Cross Validated Asked by kellyyang on December 18, 2021
I have a Box-Cox regression where the explanatory variables are almost all dummy variables. If I want to see if there is multicollinearity among them, what would be an appropriate test? Do variance inflation factor (VIF) tests work here? What about the Pearson correlation coefficient matrix?
The VIF is probably the best way to go here. The Pearson correlation will give you a lousy measure here because it behaves somewhat weirdly for categorical variables like this. Another possibility is to use a matrix of a different measure like cosine similarity: $sum x_i*x_j / sqrt{sum x_i^2 * sum x_j^2}$. I think that is equivalent to Spearman's Rho or Kendall's Tau but am not sure off the top of my head.

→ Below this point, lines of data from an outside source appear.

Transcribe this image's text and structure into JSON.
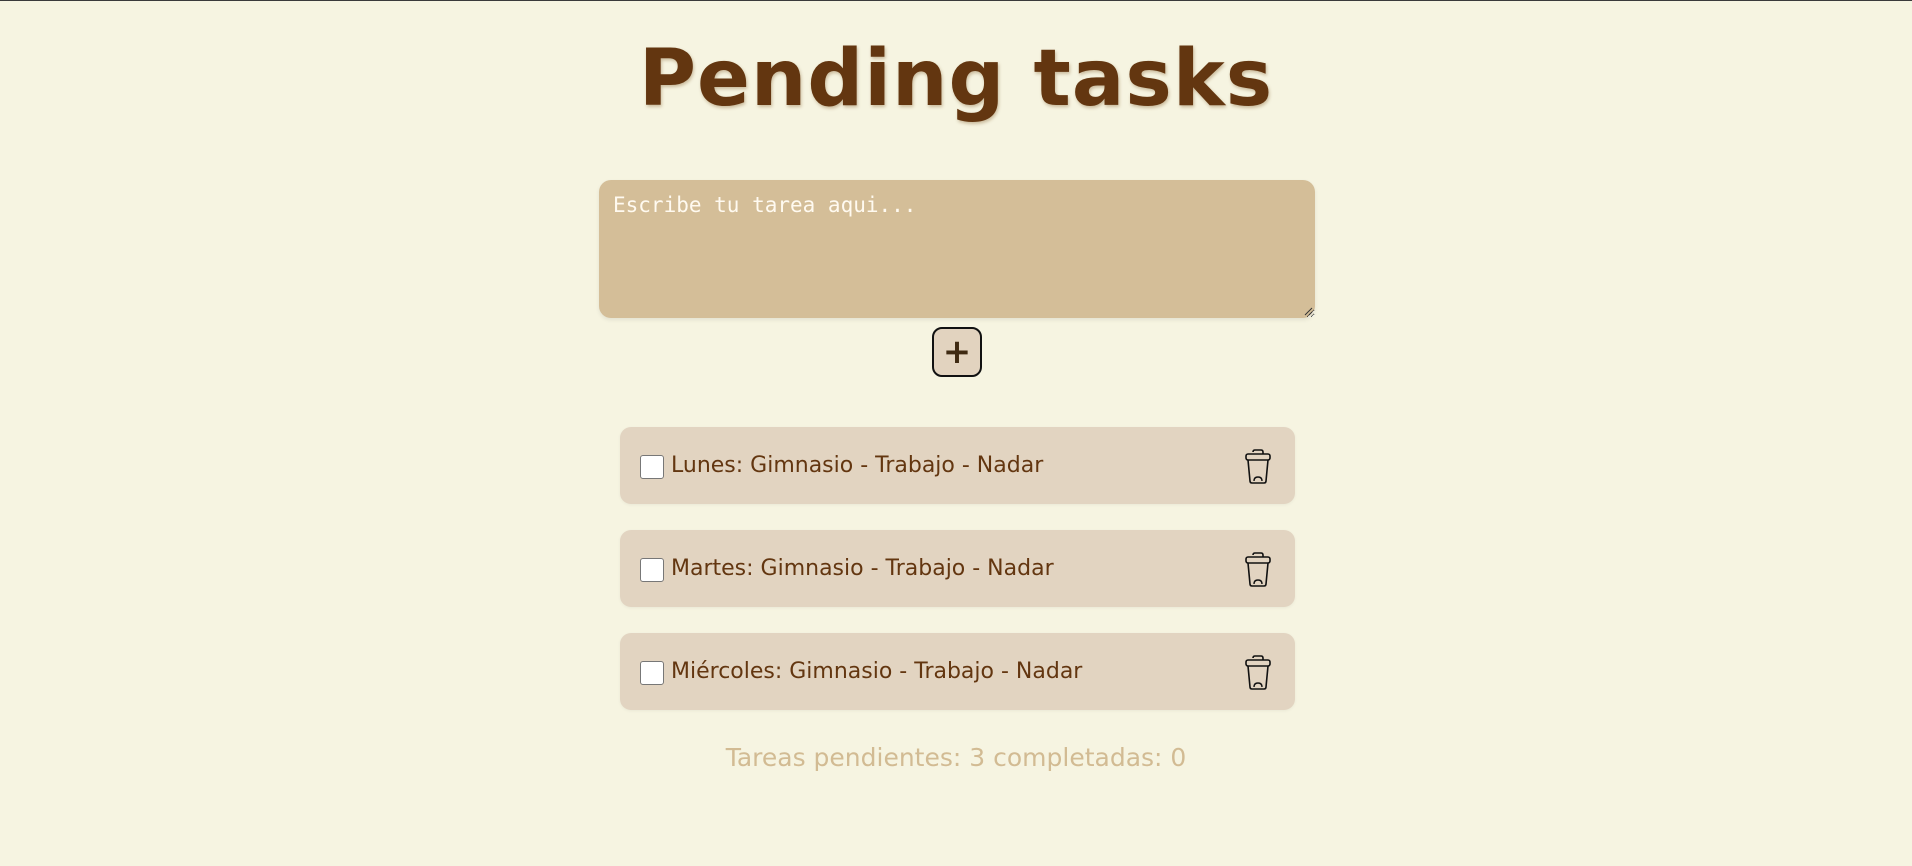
{
  "header": {
    "title": "Pending tasks"
  },
  "composer": {
    "placeholder": "Escribe tu tarea aqui...",
    "value": "",
    "add_label": "+"
  },
  "tasks": [
    {
      "text": "Lunes: Gimnasio - Trabajo - Nadar",
      "completed": false,
      "delete_icon": "trash-icon"
    },
    {
      "text": "Martes: Gimnasio - Trabajo - Nadar",
      "completed": false,
      "delete_icon": "trash-icon"
    },
    {
      "text": "Miércoles: Gimnasio - Trabajo - Nadar",
      "completed": false,
      "delete_icon": "trash-icon"
    }
  ],
  "footer": {
    "status": "Tareas pendientes: 3 completadas: 0"
  },
  "colors": {
    "background": "#f6f4e1",
    "title": "#633610",
    "input_bg": "#d4be98",
    "task_bg": "#e2d4c1",
    "status_text": "#d2bb93"
  }
}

I'd stick to the VIF though because it will tell you for each variable whether the other variables combined are highly colinear. But if you want a visual diagnostic of which pairwise variables are similar, those other metrics are better than Pearson for categorical data.
----EDIT---
Sure. This has to do primarily with the fact that Pearson's correlation can swing up or down or go negative very easily. Here's an example:
> cor(c(0,1,1,1,0,1,0,1,0),c(1,1,0,1,1,0,1,1,0))
[1] -0.1581139
> cor(c(0,1,1,1,0,1,0,1,0),c(0,1,0,1,1,0,1,1,0))
[1] 0.1
Here, by changing just one of the entries to zero we have swung the correlation from positive to negative. But the VIF uses $1/(1-R_{i}^2)$ where the $R_{i}^2$ is for the regression of the other variables on the one in question. I would have to work it out but I think that is basically a linear combination of something similar to the cosine measure I posted above, or a transform of it. Essentially though, it can't go negative.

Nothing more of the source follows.